The Day of the Triffids - First Edition by John Wyndham
The Day of the Triffids
By John Wyndham
First edition, first impression, published by Michael Joseph in 1951.
Octavo. Original pale green cloth, spine lettered in silver; white endpapers. With the original pictorial dust jacket designed by Patrick Gierth, priced 10s. 6d. net to the front flap.
The binding is clean and firm, with the cloth fresh and even in tone with one faint and unobtrusive mark to lower board and one or two tiny dings to bottom edge of lower board, visible upon close inspection. Internally, the text is clean throughout, the paper very gently toned, with no inscriptions or markings. A small bookseller’s label is affixed to the bottom corner rear pastedown. A near fine copy.
The dust jacket is complete and unrestored; some chipping and rubbing to spine ends and corners with a couple of small tears to top edge of upper panel. The spine panel remains bright and clearly legible, the vivid yellow ground retaining good colour, and the price is not clipped. Very good.

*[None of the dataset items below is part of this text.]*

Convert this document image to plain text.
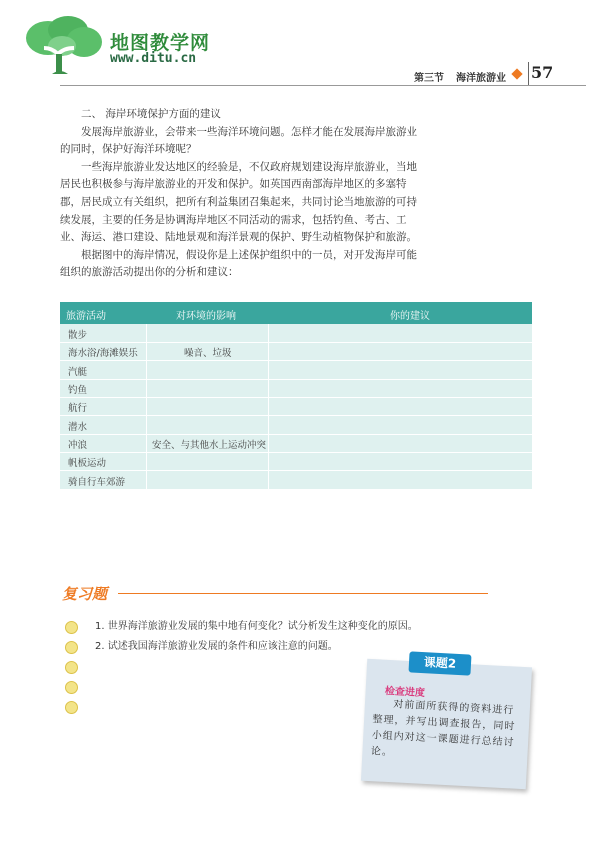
地图教学网
www.ditu.cn
第三节 海洋旅游业 57

二、 海岸环境保护方面的建议

发展海岸旅游业，会带来一些海洋环境问题。怎样才能在发展海岸旅游业的同时，保护好海洋环境呢？

一些海岸旅游业发达地区的经验是，不仅政府规划建设海岸旅游业，当地居民也积极参与海岸旅游业的开发和保护。如英国西南部海岸地区的多塞特郡，居民成立有关组织，把所有利益集团召集起来，共同讨论当地旅游的可持续发展，主要的任务是协调海岸地区不同活动的需求，包括钓鱼、考古、工业、海运、港口建设、陆地景观和海洋景观的保护、野生动植物保护和旅游。

根据图中的海岸情况，假设你是上述保护组织中的一员，对开发海岸可能组织的旅游活动提出你的分析和建议：

旅游活动	对环境的影响	你的建议
散步
海水浴/海滩娱乐	噪音、垃圾
汽艇
钓鱼
航行
潜水
冲浪	安全、与其他水上运动冲突
帆板运动
骑自行车郊游
复习题
1. 世界海洋旅游业发展的集中地有何变化？试分析发生这种变化的原因。
2. 试述我国海洋旅游业发展的条件和应该注意的问题。
课题2
检查进度

对前面所获得的资料进行整理，并写出调查报告，同时小组内对这一课题进行总结讨论。
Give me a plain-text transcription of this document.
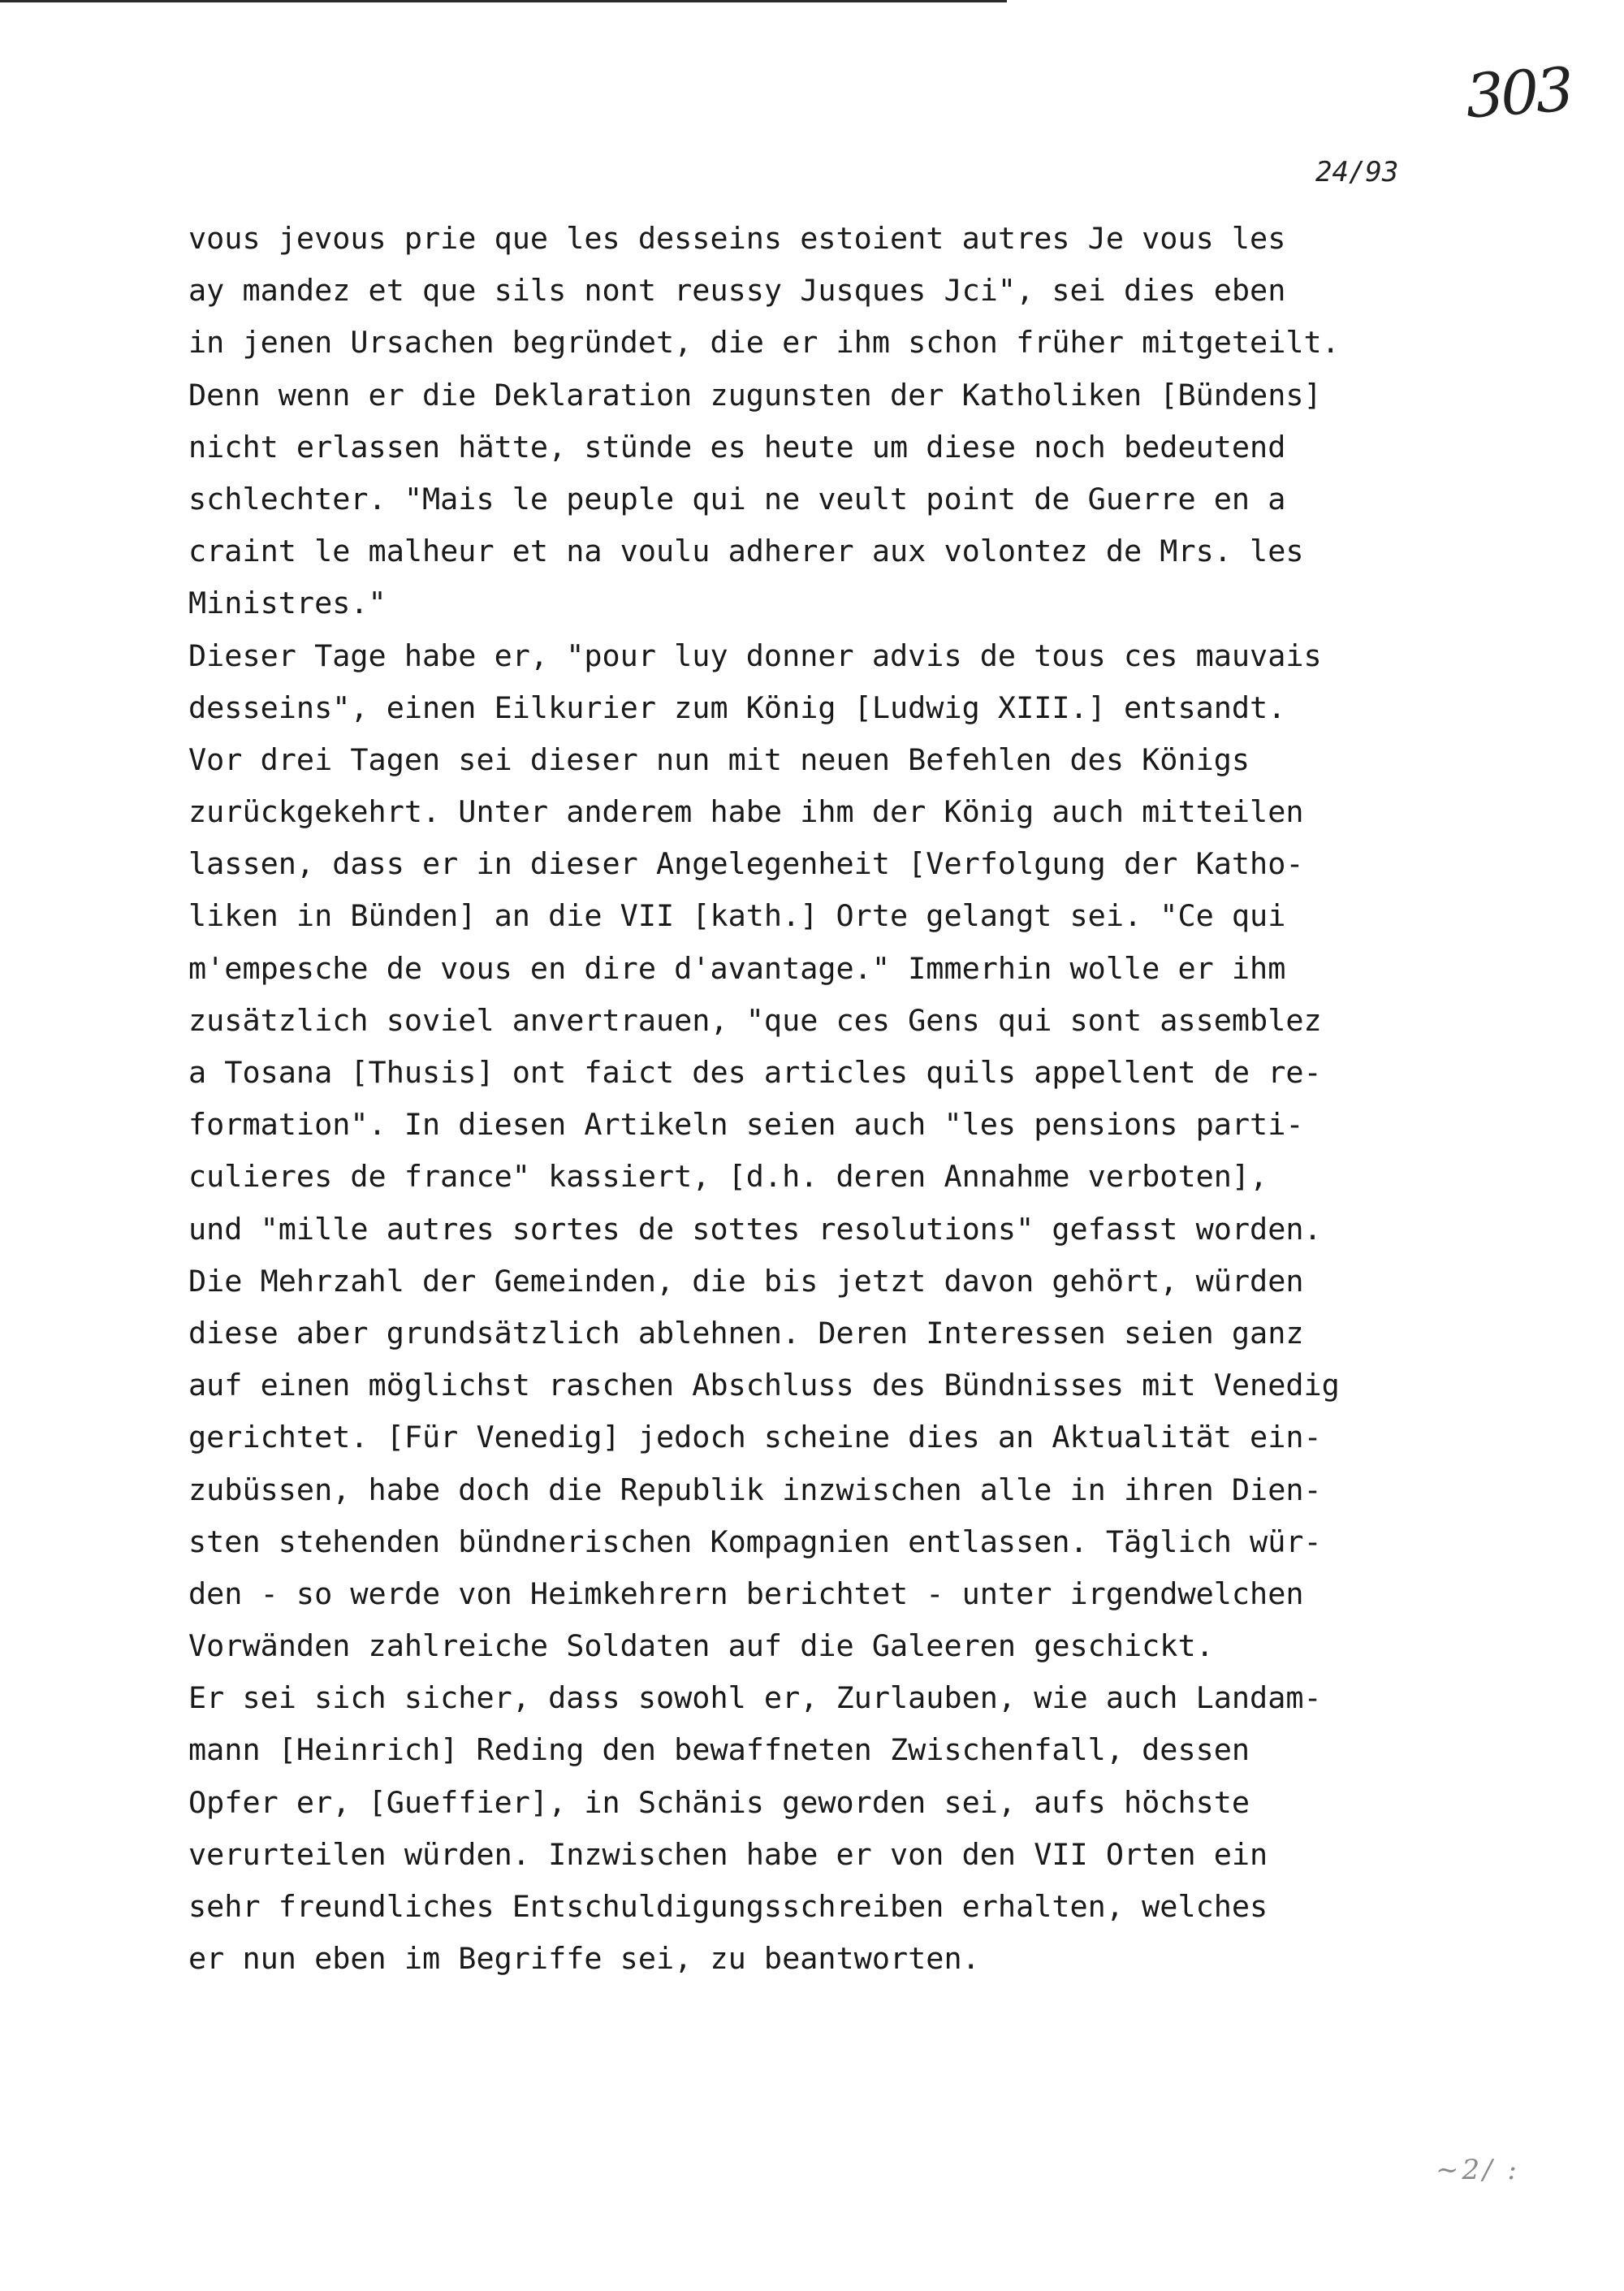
303
24/93
vous jevous prie que les desseins estoient autres Je vous les
ay mandez et que sils nont reussy Jusques Jci", sei dies eben
in jenen Ursachen begründet, die er ihm schon früher mitgeteilt.
Denn wenn er die Deklaration zugunsten der Katholiken [Bündens]
nicht erlassen hätte, stünde es heute um diese noch bedeutend
schlechter. "Mais le peuple qui ne veult point de Guerre en a
craint le malheur et na voulu adherer aux volontez de Mrs. les
Ministres."
Dieser Tage habe er, "pour luy donner advis de tous ces mauvais
desseins", einen Eilkurier zum König [Ludwig XIII.] entsandt.
Vor drei Tagen sei dieser nun mit neuen Befehlen des Königs
zurückgekehrt. Unter anderem habe ihm der König auch mitteilen
lassen, dass er in dieser Angelegenheit [Verfolgung der Katho-
liken in Bünden] an die VII [kath.] Orte gelangt sei. "Ce qui
m'empesche de vous en dire d'avantage." Immerhin wolle er ihm
zusätzlich soviel anvertrauen, "que ces Gens qui sont assemblez
a Tosana [Thusis] ont faict des articles quils appellent de re-
formation". In diesen Artikeln seien auch "les pensions parti-
culieres de france" kassiert, [d.h. deren Annahme verboten],
und "mille autres sortes de sottes resolutions" gefasst worden.
Die Mehrzahl der Gemeinden, die bis jetzt davon gehört, würden
diese aber grundsätzlich ablehnen. Deren Interessen seien ganz
auf einen möglichst raschen Abschluss des Bündnisses mit Venedig
gerichtet. [Für Venedig] jedoch scheine dies an Aktualität ein-
zubüssen, habe doch die Republik inzwischen alle in ihren Dien-
sten stehenden bündnerischen Kompagnien entlassen. Täglich wür-
den - so werde von Heimkehrern berichtet - unter irgendwelchen
Vorwänden zahlreiche Soldaten auf die Galeeren geschickt.
Er sei sich sicher, dass sowohl er, Zurlauben, wie auch Landam-
mann [Heinrich] Reding den bewaffneten Zwischenfall, dessen
Opfer er, [Gueffier], in Schänis geworden sei, aufs höchste
verurteilen würden. Inzwischen habe er von den VII Orten ein
sehr freundliches Entschuldigungsschreiben erhalten, welches
er nun eben im Begriffe sei, zu beantworten.
~2/ :
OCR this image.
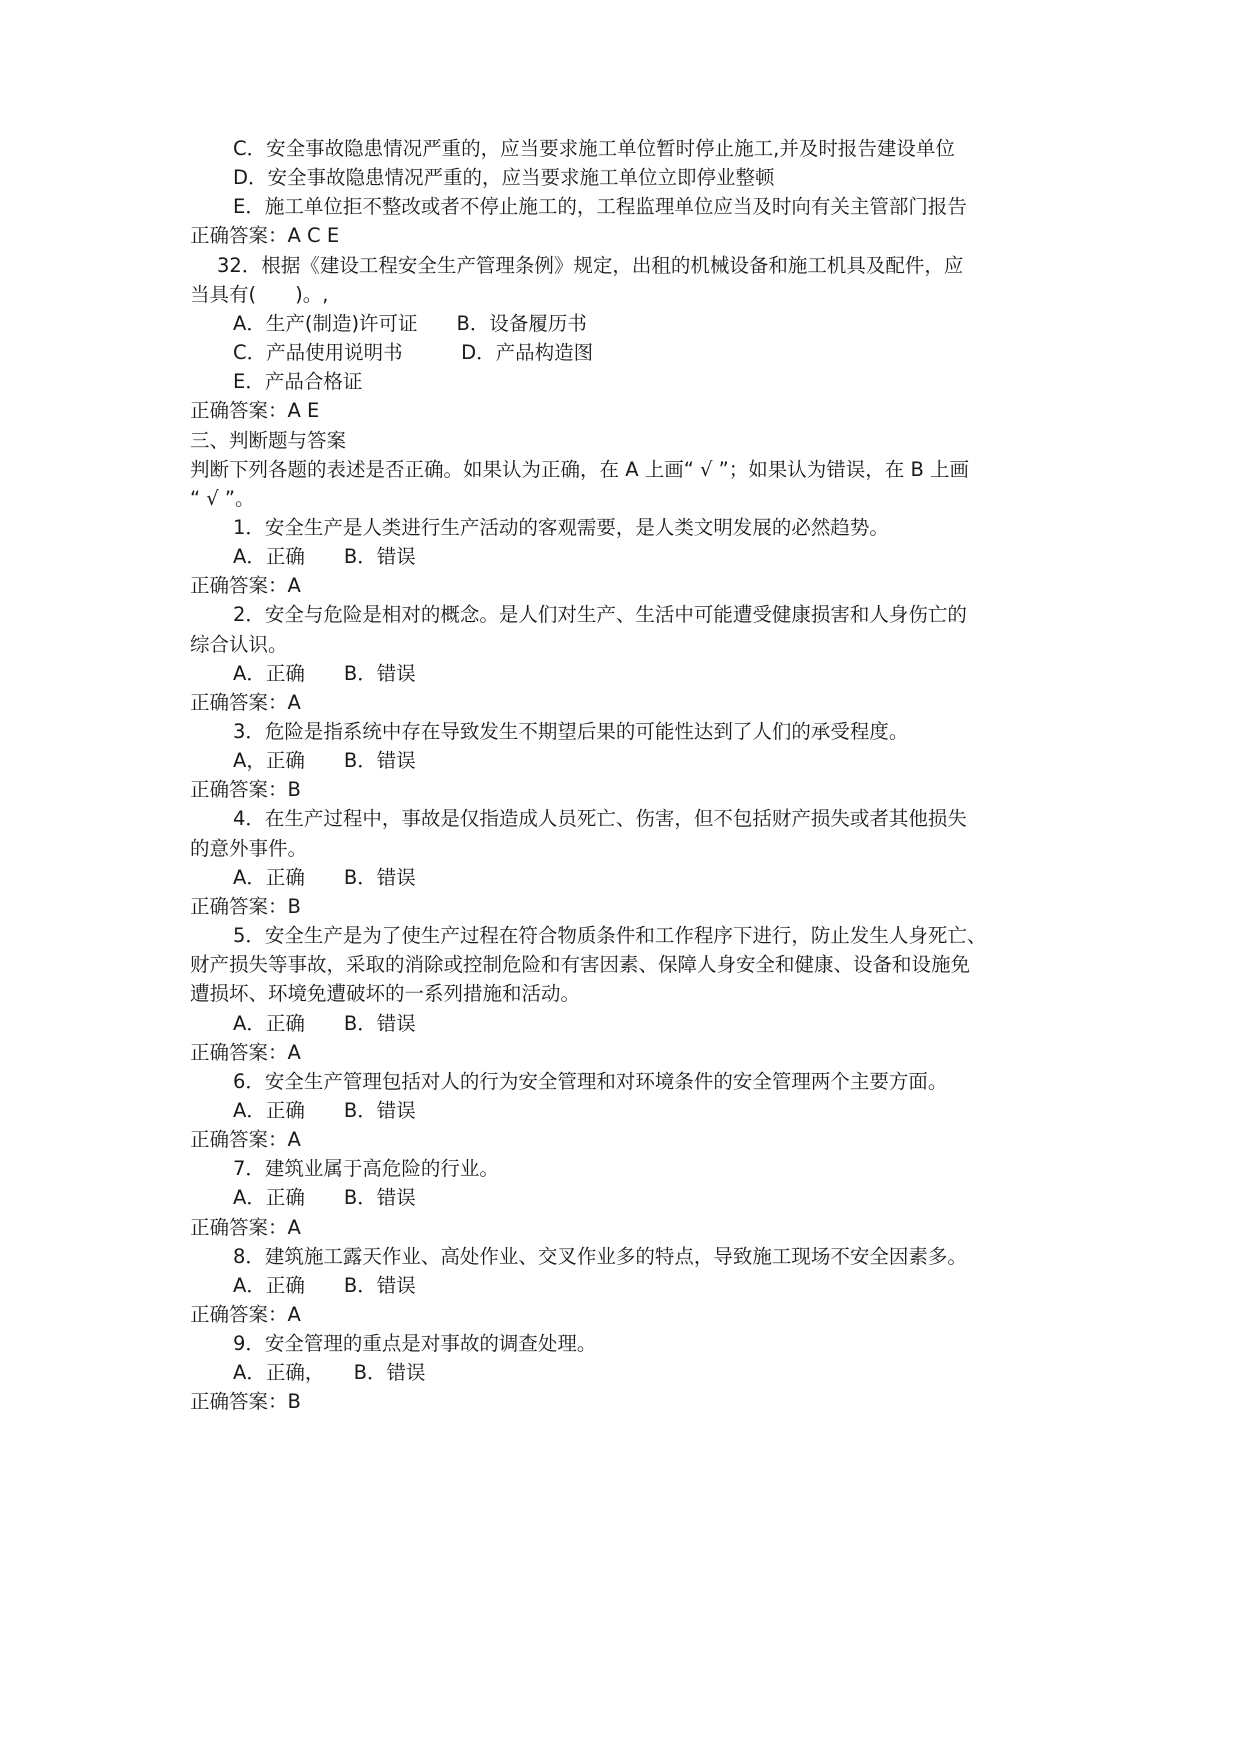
C．安全事故隐患情况严重的，应当要求施工单位暂时停止施工,并及时报告建设单位
D．安全事故隐患情况严重的，应当要求施工单位立即停业整顿
E．施工单位拒不整改或者不停止施工的，工程监理单位应当及时向有关主管部门报告
正确答案：A C E
32．根据《建设工程安全生产管理条例》规定，出租的机械设备和施工机具及配件，应
当具有(　　)。,
A．生产(制造)许可证　　B．设备履历书
C．产品使用说明书　　　D．产品构造图
E．产品合格证
正确答案：A E
三、判断题与答案
判断下列各题的表述是否正确。如果认为正确，在 A 上画“ √ ”；如果认为错误，在 B 上画
“ √ ”。
1．安全生产是人类进行生产活动的客观需要，是人类文明发展的必然趋势。
A．正确　　B．错误
正确答案：A
2．安全与危险是相对的概念。是人们对生产、生活中可能遭受健康损害和人身伤亡的
综合认识。
A．正确　　B．错误
正确答案：A
3．危险是指系统中存在导致发生不期望后果的可能性达到了人们的承受程度。
A，正确　　B．错误
正确答案：B
4．在生产过程中，事故是仅指造成人员死亡、伤害，但不包括财产损失或者其他损失
的意外事件。
A．正确　　B．错误
正确答案：B
5．安全生产是为了使生产过程在符合物质条件和工作程序下进行，防止发生人身死亡、
财产损失等事故，采取的消除或控制危险和有害因素、保障人身安全和健康、设备和设施免
遭损坏、环境免遭破坏的一系列措施和活动。
A．正确　　B．错误
正确答案：A
6．安全生产管理包括对人的行为安全管理和对环境条件的安全管理两个主要方面。
A．正确　　B．错误
正确答案：A
7．建筑业属于高危险的行业。
A．正确　　B．错误
正确答案：A
8．建筑施工露天作业、高处作业、交叉作业多的特点，导致施工现场不安全因素多。
A．正确　　B．错误
正确答案：A
9．安全管理的重点是对事故的调查处理。
A．正确，　　B．错误
正确答案：B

A landmark of modern British science fiction, 'The Day of the Triffids' is John Wyndham's best-known and most enduring novel. It exerted a profound influence on post-war speculative writing, effectively redefining the catastrophe novel through its fusion of apocalyptic scenario, biological menace, and social realism. Wyndham's emphasis on societal collapse, moral ambiguity, and the fragility of civilisation shaped the direction of later British and international science fiction, anticipating themes developed by writers such as J. G. Ballard and John Christopher among others. Its vision of mass blindness and ecological threat has echoed through film, television, and literature for decades, establishing the novel as a foundational text of the genre.